– Не сдохнет! – заверил Первый. И тут же поправился: – Раньше, чем ему положено!
Они вышли в Пространство.
Шестиногие стройные киборги, как и было им приказано, привязали чужаков к поручням смотровой площадки их же корабля. Широко раскинув руки, будто распятые, висели пришельцы на горизонтальных металлических трубах, предназначавшихся вовсе не для распятий. Опутанные ноги крепились к поперечным стойкам. Тела были напряжены, казалось, их сводит судорогой – то ли пришельцы никак не желали смириться со своей судьбой и пытались вырваться из пут, то ли их ломало и корчило в звездной лихорадке, не щадящей ни одно живое существо в Пространстве. Лица чужаков скрывались за темными, почти не просвечивающими стеклами шлемов.
– Ну, как тебе это нравится, малыш? – поинтересовался Первый, поглядывая не столько на голыша, сколько на Второго и Третьего. – Нет, ты только погляди! Ну разве амебы должны разгуливать в Пространстве, а? – Не дождавшись ответа, Первый поучительно и мягко произнес: – Амебы должны сидеть в своей грязи и не высовываться! Для собственной же пользы, малыш!
Первый знал, что голыш все равно не понимает его слов. Но ему было приятно ощущать себя добрым и всемогущим наставником. Тем более, что на этой дикой глухой окраине была такая скукотища!
Чуть светящееся защитное поле предохраняло тельце голыша от смертных объятий Пространства. Да и сами патрульщики вышли налегке, без скафандров – они не собирались долго пребывать в пустоте, и их внутренних жизненных сил вполне хватало, чтобы какое‑то время не ощущать холода Космоса, отсутствия внешнего давления и дыхательной смеси, они не были «амебами».
Послушные киборги выполнили телепатический приказ Второго и подогнали почти вплотную к стоящим капсулу‑катерок из подвесного бункера корабля чужаков.
Первый собрался было положить голыша в капсулу – в единственный ее жилой отсек: анабиокамеру. Но Третий остановил его.
– Пусть поглядит!
Первый приподнял руку повыше, теперь голыш словно бы парил в черноте Пространства. Но по его живым и почти осмысленным глазенкам было видно, он что‑то понимает, ощущает, он, скорее всего, даже признал своих распятых родителей, он смотрит на них и только на них, и лицо его меняет выражение...

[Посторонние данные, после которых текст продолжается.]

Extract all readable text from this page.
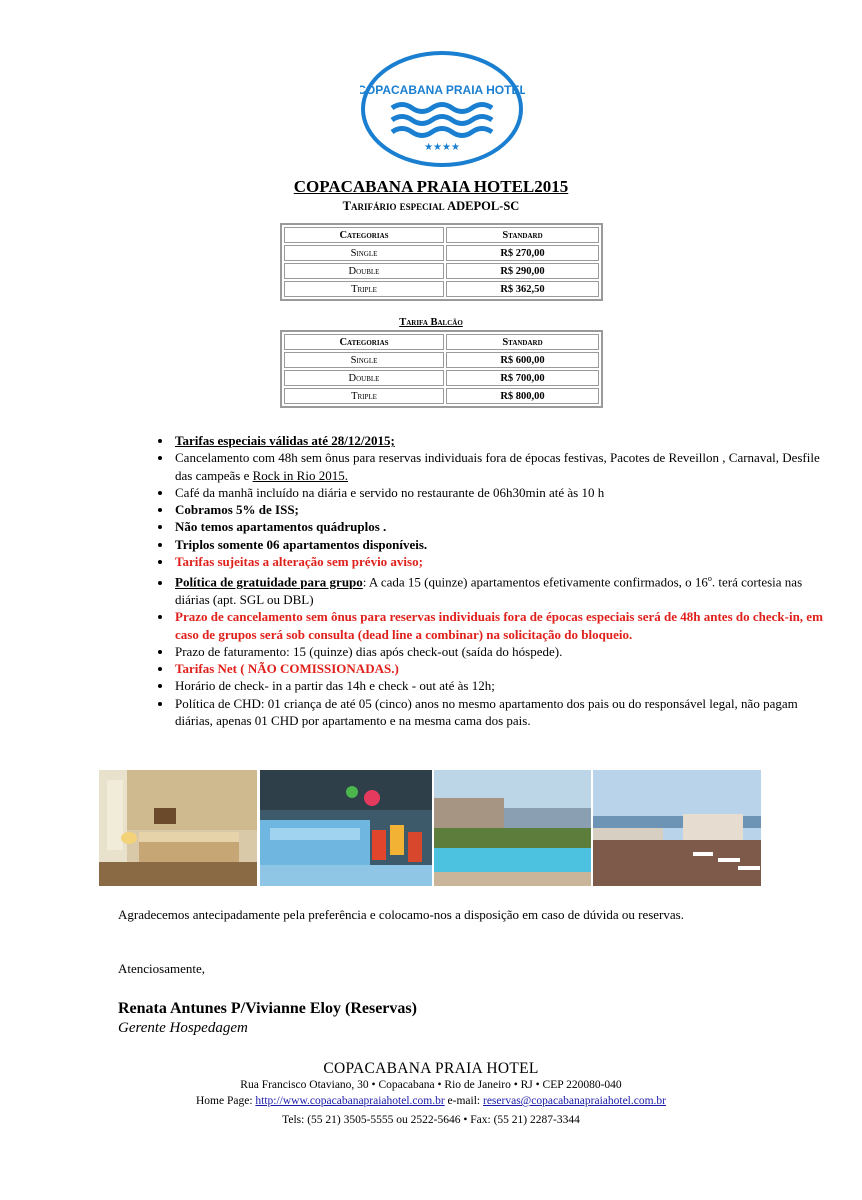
COPACABANA PRAIA HOTEL
★★★★
COPACABANA PRAIA HOTEL2015
Tarifário especial ADEPOL-SC
Categorias	Standard
Single	R$ 270,00
Double	R$ 290,00
Triple	R$ 362,50
Tarifa Balcão
Categorias	Standard
Single	R$ 600,00
Double	R$ 700,00
Triple	R$ 800,00
• Tarifas especiais válidas até 28/12/2015;
• Cancelamento com 48h sem ônus para reservas individuais fora de épocas festivas, Pacotes de Reveillon , Carnaval, Desfile das campeãs e Rock in Rio 2015.
• Café da manhã incluído na diária e servido no restaurante de 06h30min até às 10 h
• Cobramos 5% de ISS;
• Não temos apartamentos quádruplos .
• Triplos somente 06 apartamentos disponíveis.
• Tarifas sujeitas a alteração sem prévio aviso;
• Política de gratuidade para grupo: A cada 15 (quinze) apartamentos efetivamente confirmados, o 16$^o$. terá cortesia nas diárias (apt. SGL ou DBL)
• Prazo de cancelamento sem ônus para reservas individuais fora de épocas especiais será de 48h antes do check-in, em caso de grupos será sob consulta (dead line a combinar) na solicitação do bloqueio.
• Prazo de faturamento: 15 (quinze) dias após check-out (saída do hóspede).
• Tarifas Net ( NÃO COMISSIONADAS.)
• Horário de check- in a partir das 14h e check - out até às 12h;
• Política de CHD: 01 criança de até 05 (cinco) anos no mesmo apartamento dos pais ou do responsável legal, não pagam diárias, apenas 01 CHD por apartamento e na mesma cama dos pais.
Agradecemos antecipadamente pela preferência e colocamo-nos a disposição em caso de dúvida ou reservas.
Atenciosamente,
Renata Antunes P/Vivianne Eloy (Reservas)
Gerente Hospedagem
COPACABANA PRAIA HOTEL
Rua Francisco Otaviano, 30 • Copacabana • Rio de Janeiro • RJ • CEP 220080-040
Home Page: http://www.copacabanapraiahotel.com.br e-mail: reservas@copacabanapraiahotel.com.br
Tels: (55 21) 3505-5555 ou 2522-5646 • Fax: (55 21) 2287-3344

Первый допускал, что и животным дано ощущать кое‑что, пусть рефлекторно, инстинктивно, но что‑то они ведь чувствовали, ведь и амебе, когда ее давят, тоже неприятно, а как же! Но Первый знал и другое – амебам не место в Пространстве! И уж тем более на подступах к Системе!
– Включай!
Третий не прикоснулся к капсуле. Но из ее двигателей вырвалось пламя – еще небольшое, напряженно подрагивающее, не достигающее пока распятых, и все же страшное, безжалостное. В пустоте Пространства не было слышно его рева, гула. И от этого оно казалось еще страшнее. Третий немного отодвинулся – сквозь чешую голени он почувствовал надвигающийся жар.
– Чего тянешь?! – не выдержал Первый. Ему надоело держать в вытянутой руке трепыхающееся тельце голыша.
Второй недовольно посмотрел на него.
– Все должно быть по инструкции, – сказал он твердо, непререкаемо.
Языки пламени выросли. В их ненормальном, неестественно ярком, ослепительном свете фигуры чужаков проявились контрастнее, словно стали больше, словно вырастали в размерах.